There were two businesses on Morton Street. Both were grocery stores. That’s how and why my dad decided to run a grocery.
The owners asked the same price to buy their businesses, even though one store was twice the size of the other. The larger one had newer fridges and more inventory. The smaller one was half a block closer to Willy’s stoop.
My dad chose the smaller one.
My parents wore aprons and wrapped cold cuts in wax paper. They sold Wonder Bread, and mayonnaise. They rotated the milk and butter, putting the newest stock in the back.
An old cash register would ring every time a sale was made. It seemed like a regular store.
But it really wasn’t.
My parents were freethinkers, keyed into gonzo journalism and drugs.
The grocery store they ran was a wonderful, fucked-up cartoon version of a general store. Even Mr. Magoo could see it; there were a hundred and two clues.
Prime retail space was taken up by a big rocking chair that was often filled with Willy.
Whatever my dad put near the door got shoplifted. So he created a community bookshelf. Take a book leave a book, or just take a book.

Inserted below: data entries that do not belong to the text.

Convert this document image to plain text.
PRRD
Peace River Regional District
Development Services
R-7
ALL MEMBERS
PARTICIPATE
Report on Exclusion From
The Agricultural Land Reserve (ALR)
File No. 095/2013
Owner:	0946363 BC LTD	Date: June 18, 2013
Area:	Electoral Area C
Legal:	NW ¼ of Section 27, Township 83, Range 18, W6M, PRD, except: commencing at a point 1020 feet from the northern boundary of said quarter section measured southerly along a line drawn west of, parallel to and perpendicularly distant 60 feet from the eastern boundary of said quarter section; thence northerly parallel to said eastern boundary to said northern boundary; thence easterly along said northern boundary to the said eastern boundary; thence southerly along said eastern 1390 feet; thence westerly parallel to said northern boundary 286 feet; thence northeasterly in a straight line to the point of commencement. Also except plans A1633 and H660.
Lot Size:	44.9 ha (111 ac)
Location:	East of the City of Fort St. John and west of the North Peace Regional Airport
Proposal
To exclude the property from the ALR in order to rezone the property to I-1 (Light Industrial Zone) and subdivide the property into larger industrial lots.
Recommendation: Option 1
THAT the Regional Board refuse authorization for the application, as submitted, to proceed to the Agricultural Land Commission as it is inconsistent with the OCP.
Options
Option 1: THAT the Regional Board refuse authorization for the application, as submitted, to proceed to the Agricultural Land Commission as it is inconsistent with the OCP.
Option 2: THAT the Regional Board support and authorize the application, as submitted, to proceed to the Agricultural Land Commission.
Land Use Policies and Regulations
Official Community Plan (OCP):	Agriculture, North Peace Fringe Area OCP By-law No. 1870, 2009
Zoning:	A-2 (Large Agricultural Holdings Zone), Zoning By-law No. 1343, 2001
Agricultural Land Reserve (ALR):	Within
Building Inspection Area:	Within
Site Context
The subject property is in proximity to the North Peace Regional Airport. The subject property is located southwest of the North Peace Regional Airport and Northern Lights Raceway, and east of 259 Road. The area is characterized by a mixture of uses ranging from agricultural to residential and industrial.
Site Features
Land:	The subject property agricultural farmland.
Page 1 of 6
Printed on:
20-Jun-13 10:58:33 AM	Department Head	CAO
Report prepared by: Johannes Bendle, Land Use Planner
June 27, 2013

On Wednesdays my parents gave away plastic dinosaurs to kids. You didn’t need to buy anything, really, you just needed to walk by and be under 12.

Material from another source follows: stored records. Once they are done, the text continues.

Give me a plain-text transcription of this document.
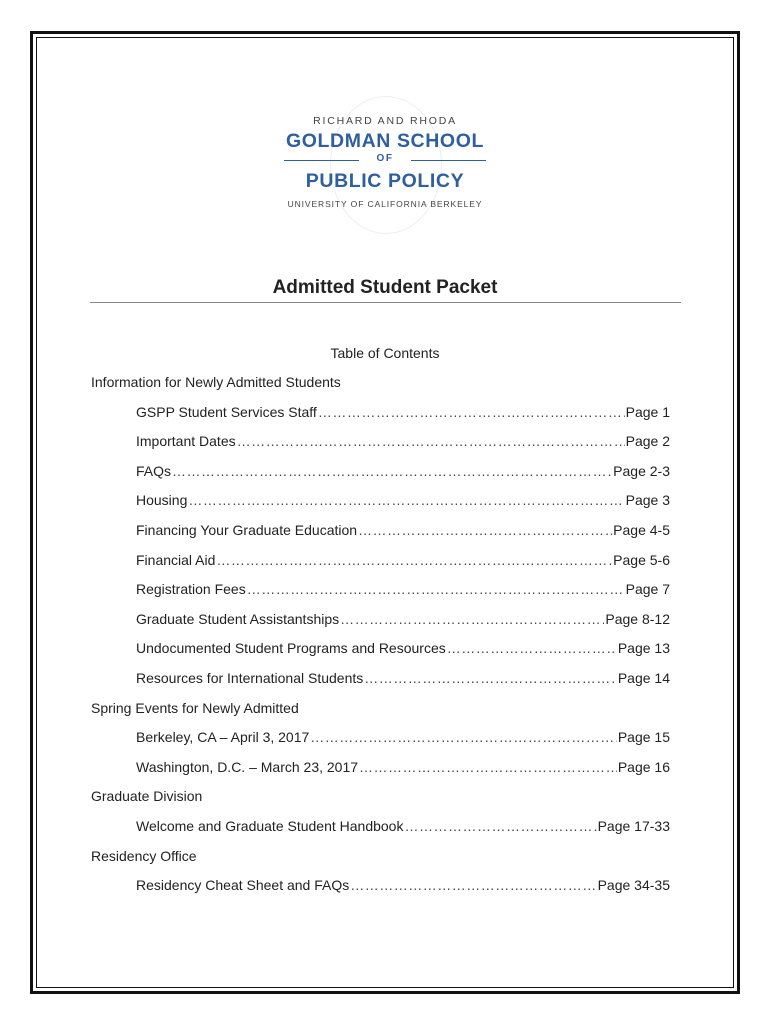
RICHARD AND RHODA
GOLDMAN SCHOOL
OF
PUBLIC POLICY
UNIVERSITY OF CALIFORNIA BERKELEY
Admitted Student Packet
Table of Contents
Information for Newly Admitted Students
GSPP Student Services Staff ……………………………………………………………………………………………………………………………………………………………………………………	Page 1
Important Dates ……………………………………………………………………………………………………………………………………………………………………………………	Page 2
FAQs ……………………………………………………………………………………………………………………………………………………………………………………	Page 2-3
Housing ……………………………………………………………………………………………………………………………………………………………………………………	Page 3
Financing Your Graduate Education ……………………………………………………………………………………………………………………………………………………………………………………	Page 4-5
Financial Aid ……………………………………………………………………………………………………………………………………………………………………………………	Page 5-6
Registration Fees ……………………………………………………………………………………………………………………………………………………………………………………	Page 7
Graduate Student Assistantships ……………………………………………………………………………………………………………………………………………………………………………………	Page 8-12
Undocumented Student Programs and Resources ……………………………………………………………………………………………………………………………………………………………………………………	Page 13
Resources for International Students ……………………………………………………………………………………………………………………………………………………………………………………	Page 14
Spring Events for Newly Admitted
Berkeley, CA – April 3, 2017 ……………………………………………………………………………………………………………………………………………………………………………………	Page 15
Washington, D.C. – March 23, 2017 ……………………………………………………………………………………………………………………………………………………………………………………	Page 16
Graduate Division
Welcome and Graduate Student Handbook ……………………………………………………………………………………………………………………………………………………………………………………	Page 17-33
Residency Office
Residency Cheat Sheet and FAQs ……………………………………………………………………………………………………………………………………………………………………………………	Page 34-35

Everybody seemed to know each other’s name, and if they didn’t, my mom or dad introduced them.
The biggest clue was the feeling of the place. It wafted at you that my mom and dad loved stocking cans on the shelves. And it was cool if you just wanted to buy some Brillo pads or Ivory Snow, but that wasn’t all you were supposed to get out of the exchange.
Also, there were the antique gumball machines that took up half the counter. They all worked and cost a penny each. If one jammed, the world stopped, and my dad wouldn’t slice baloney till it was fixed.
It started small. A red Pulver machine found at a flea market—the wall-mounted type that used to be found in every subway station. The machine had a smiling cop made of pressed tin holding a sign. When you put your penny in, the sign turned from “stop” to “go,” and a piece of wrapped gum dropped down.
It was just that one machine for a while, not such a big clue.
But then my dad found Billy the Baker Boy. He found him at a junk store in New Jersey.
The machine looked like a kid’s drawing of a house, with a roof made of gumballs, and a big window that revealed a chef whose hand was permanently attached to an oven door.
After you put your penny in and turned the lever, Billy would open the oven, scoop out a gumball, drop it into a trough that was connected to a pipe; then the gumball would drop out of the pipe into your hand.
The machine was special. It wasn’t an ironic interpretation of life. It was life. Billy was at work, he had a job. His job was, when you put the penny in, he had to get you a gumball. It wasn’t make-believe like the cop machine; Billy really did his job and you got a gumball as proof.
And with that my dad was hooked. Everywhere he went he looked for gumball machines.